Blood bath on Dalal Street, Sensex ends over 1,000 points down

At the close, Sensex ended 1093.22 points, or 1.82 per cent, down at 58,840.79, and Nifty closed 346.55 points, or 1.94 per cent, down at 17,530.85. As many as 2,514 shares declined, 991 advanced and 105 remained unchanged.
Representative image
Representative image

MUMBAI: The Indian equities market ended the week on a weak note due to heavy sell-off in the IT stocks, leading to Sensex falling over 1,000 points and Nifty closing over 300 points down, on concerns of global recession.

At the close, Sensex ended 1093.22 points, or 1.82 per cent, down at 58,840.79, and Nifty closed 346.55 points, or 1.94 per cent, down at 17,530.85. As many as 2,514 shares declined, 991 advanced and 105 remained unchanged.

Mahindra & Mahindra, Tech Mahindra, Ultratech Cement, TCS, Infosys, Wipro, and Nestle India were major losers on the Sensex.

Nifty IT index closed 1,027.90 points, or 3.71 per cent, down at 26,706, Nifty FMCG ended 848.95 points, or 1.93 per cent, down at 43,192.65, and BSE Cons Durables closed 1,008.57 points, or 2.34 per cent, down at 42,145.75.

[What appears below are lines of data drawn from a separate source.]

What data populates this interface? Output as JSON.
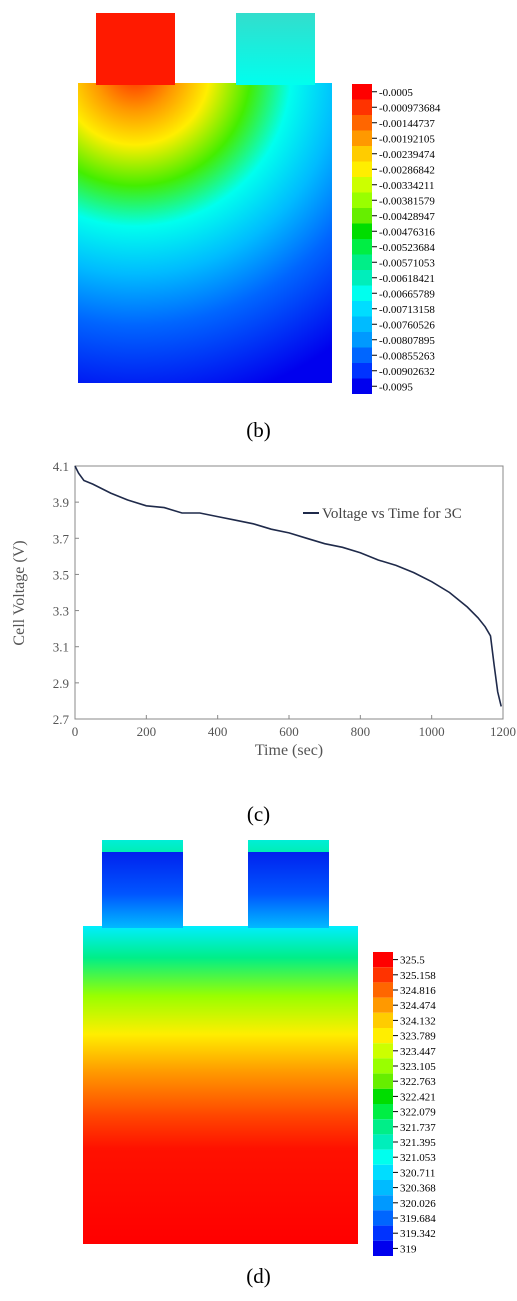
{
  "captions": {
    "b": "(b)",
    "c": "(c)",
    "d": "(d)"
  },
  "contour_b": {
    "legend_labels": [
      "-0.0005",
      "-0.000973684",
      "-0.00144737",
      "-0.00192105",
      "-0.00239474",
      "-0.00286842",
      "-0.00334211",
      "-0.00381579",
      "-0.00428947",
      "-0.00476316",
      "-0.00523684",
      "-0.00571053",
      "-0.00618421",
      "-0.00665789",
      "-0.00713158",
      "-0.00760526",
      "-0.00807895",
      "-0.00855263",
      "-0.00902632",
      "-0.0095"
    ],
    "legend_colors": [
      "#ff0000",
      "#ff3300",
      "#ff6600",
      "#ff9900",
      "#ffcc00",
      "#ffee00",
      "#ccff00",
      "#99ff00",
      "#66ee00",
      "#00dd00",
      "#00ee44",
      "#00ee88",
      "#00eebb",
      "#00ffee",
      "#00ddff",
      "#00bbff",
      "#0099ff",
      "#0066ff",
      "#0033ff",
      "#0000ee"
    ]
  },
  "contour_d": {
    "legend_labels": [
      "325.5",
      "325.158",
      "324.816",
      "324.474",
      "324.132",
      "323.789",
      "323.447",
      "323.105",
      "322.763",
      "322.421",
      "322.079",
      "321.737",
      "321.395",
      "321.053",
      "320.711",
      "320.368",
      "320.026",
      "319.684",
      "319.342",
      "319"
    ],
    "legend_colors": [
      "#ff0000",
      "#ff3300",
      "#ff6600",
      "#ff9900",
      "#ffcc00",
      "#ffee00",
      "#ccff00",
      "#99ff00",
      "#66ee00",
      "#00dd00",
      "#00ee44",
      "#00ee88",
      "#00eebb",
      "#00ffee",
      "#00ddff",
      "#00bbff",
      "#0099ff",
      "#0066ff",
      "#0033ff",
      "#0000ee"
    ]
  },
  "chart_data": {
    "type": "line",
    "title": "",
    "xlabel": "Time (sec)",
    "ylabel": "Cell Voltage (V)",
    "xlim": [
      0,
      1200
    ],
    "ylim": [
      2.7,
      4.1
    ],
    "xticks": [
      0,
      200,
      400,
      600,
      800,
      1000,
      1200
    ],
    "yticks": [
      2.7,
      2.9,
      3.1,
      3.3,
      3.5,
      3.7,
      3.9,
      4.1
    ],
    "grid": false,
    "legend_position": "top-right",
    "series": [
      {
        "name": "Voltage vs Time for 3C",
        "color": "#1f2a4a",
        "x": [
          0,
          10,
          25,
          50,
          100,
          150,
          200,
          250,
          300,
          350,
          400,
          450,
          500,
          550,
          600,
          650,
          700,
          750,
          800,
          850,
          900,
          950,
          1000,
          1050,
          1100,
          1130,
          1150,
          1165,
          1175,
          1185,
          1195
        ],
        "y": [
          4.1,
          4.06,
          4.02,
          4.0,
          3.95,
          3.91,
          3.88,
          3.87,
          3.84,
          3.84,
          3.82,
          3.8,
          3.78,
          3.75,
          3.73,
          3.7,
          3.67,
          3.65,
          3.62,
          3.58,
          3.55,
          3.51,
          3.46,
          3.4,
          3.32,
          3.26,
          3.21,
          3.16,
          3.0,
          2.85,
          2.77
        ]
      }
    ]
  }
}
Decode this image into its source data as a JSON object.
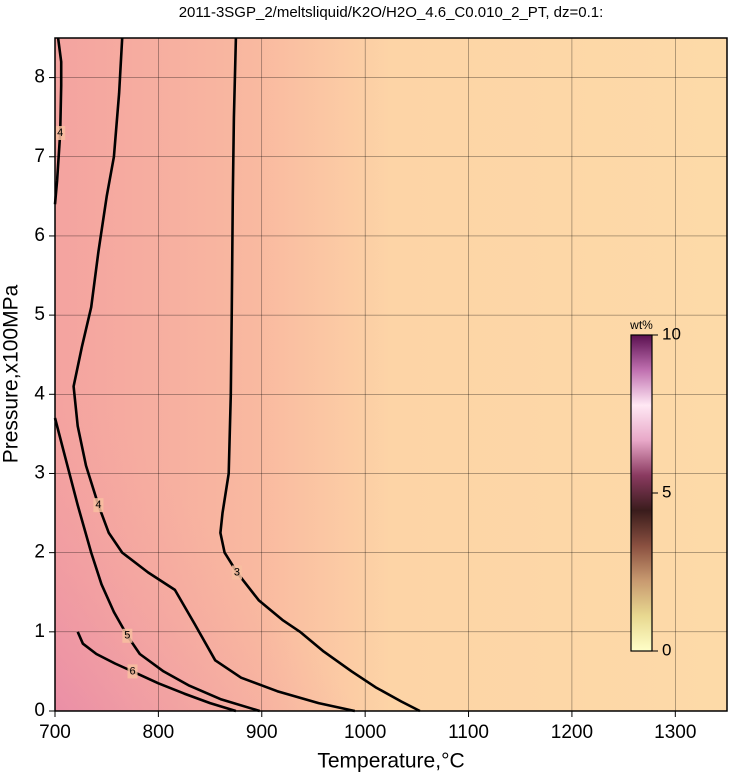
{
  "chart_data": {
    "type": "contour",
    "title": "2011-3SGP_2/meltsliquid/K2O/H2O_4.6_C0.010_2_PT, dz=0.1:",
    "x_label": "Temperature,°C",
    "y_label": "Pressure,x100MPa",
    "xlim": [
      700,
      1350
    ],
    "ylim": [
      0,
      8.5
    ],
    "xticks": [
      700,
      800,
      900,
      1000,
      1100,
      1200,
      1300
    ],
    "yticks": [
      0,
      1,
      2,
      3,
      4,
      5,
      6,
      7,
      8
    ],
    "grid": true,
    "line_color": "#000000",
    "contours": [
      {
        "level": 3,
        "x": [
          875,
          873,
          872,
          871,
          870,
          868,
          862,
          860,
          864,
          876,
          897,
          920,
          937,
          960,
          987,
          1010,
          1035,
          1053
        ],
        "y": [
          8.5,
          7.5,
          6.5,
          5.1,
          4.0,
          3.0,
          2.5,
          2.25,
          2.0,
          1.75,
          1.4,
          1.15,
          1.0,
          0.75,
          0.5,
          0.3,
          0.12,
          0
        ]
      },
      {
        "level": 4,
        "x": [
          765,
          762,
          757,
          750,
          742,
          735,
          726,
          718,
          722,
          730,
          742,
          752,
          765,
          790,
          816,
          835,
          855,
          880,
          915,
          955,
          990
        ],
        "y": [
          8.5,
          7.8,
          7.0,
          6.5,
          5.8,
          5.1,
          4.6,
          4.1,
          3.6,
          3.1,
          2.6,
          2.25,
          2.0,
          1.75,
          1.53,
          1.1,
          0.64,
          0.42,
          0.25,
          0.1,
          0
        ]
      },
      {
        "level": 4,
        "x": [
          703,
          706,
          706,
          705,
          702,
          700
        ],
        "y": [
          8.5,
          8.2,
          7.9,
          7.3,
          6.7,
          6.4
        ]
      },
      {
        "level": 5,
        "x": [
          700,
          710,
          722,
          735,
          745,
          757,
          770,
          782,
          805,
          830,
          860,
          898
        ],
        "y": [
          3.7,
          3.2,
          2.6,
          2.0,
          1.6,
          1.25,
          0.95,
          0.72,
          0.5,
          0.32,
          0.15,
          0
        ]
      },
      {
        "level": 6,
        "x": [
          722,
          727,
          740,
          758,
          775,
          800,
          825,
          850,
          875
        ],
        "y": [
          1.0,
          0.85,
          0.72,
          0.6,
          0.5,
          0.35,
          0.22,
          0.1,
          0
        ]
      }
    ],
    "colorbar": {
      "label": "wt%",
      "lim": [
        0,
        10
      ],
      "ticks": [
        0,
        5,
        10
      ],
      "colors": [
        "#ffffc8",
        "#e8d890",
        "#c89a70",
        "#8a5040",
        "#3a1c1c",
        "#8a3a60",
        "#e8a8c8",
        "#ffe8f4",
        "#c070b0",
        "#5a1050"
      ]
    }
  }
}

"Indian Markets today finally chose to mirror global cues after out-performing global peers in the recent past. Weaker domestic flows for last month despite SIPs maintaining their run rate led to profit taking as all sectoral indices ended in the red. As global investors brace for a further interest rate hike post the US inflation data released recently, the RBI too has its task cut out in India when they meet at the end of this month," said S. Ranganathan, Head of Research at LKP securities.

Among sectors, realty, IT, oil & gas, consumer durables, and auto indices fell the most even as all sectors ended in the red.

Global stock markets followed Wall Street lower on Friday after higher-than-expected US inflation dashed hopes the Federal Reserve might ease off more interest rate hikes, amid growing concerns of a global recession following warnings from the World Bank and the International Monetary Fund.

Pound sterling, which has been one of the worst performing major currencies this year, fell 0.8 per cent to $1.137 against the dollar in the aftermath of the release - its lowest level since 1985.

"On weekly charts, Nifty has formed a bearish Dark Cloud Cover. 17,401 and 17,170 are the next levels on the downside that may provide temporary support. On upmoves, 17,771 may be difficult to breach in the near term," said Deepak Jasani, Head of Retail Research, HDFC Securities.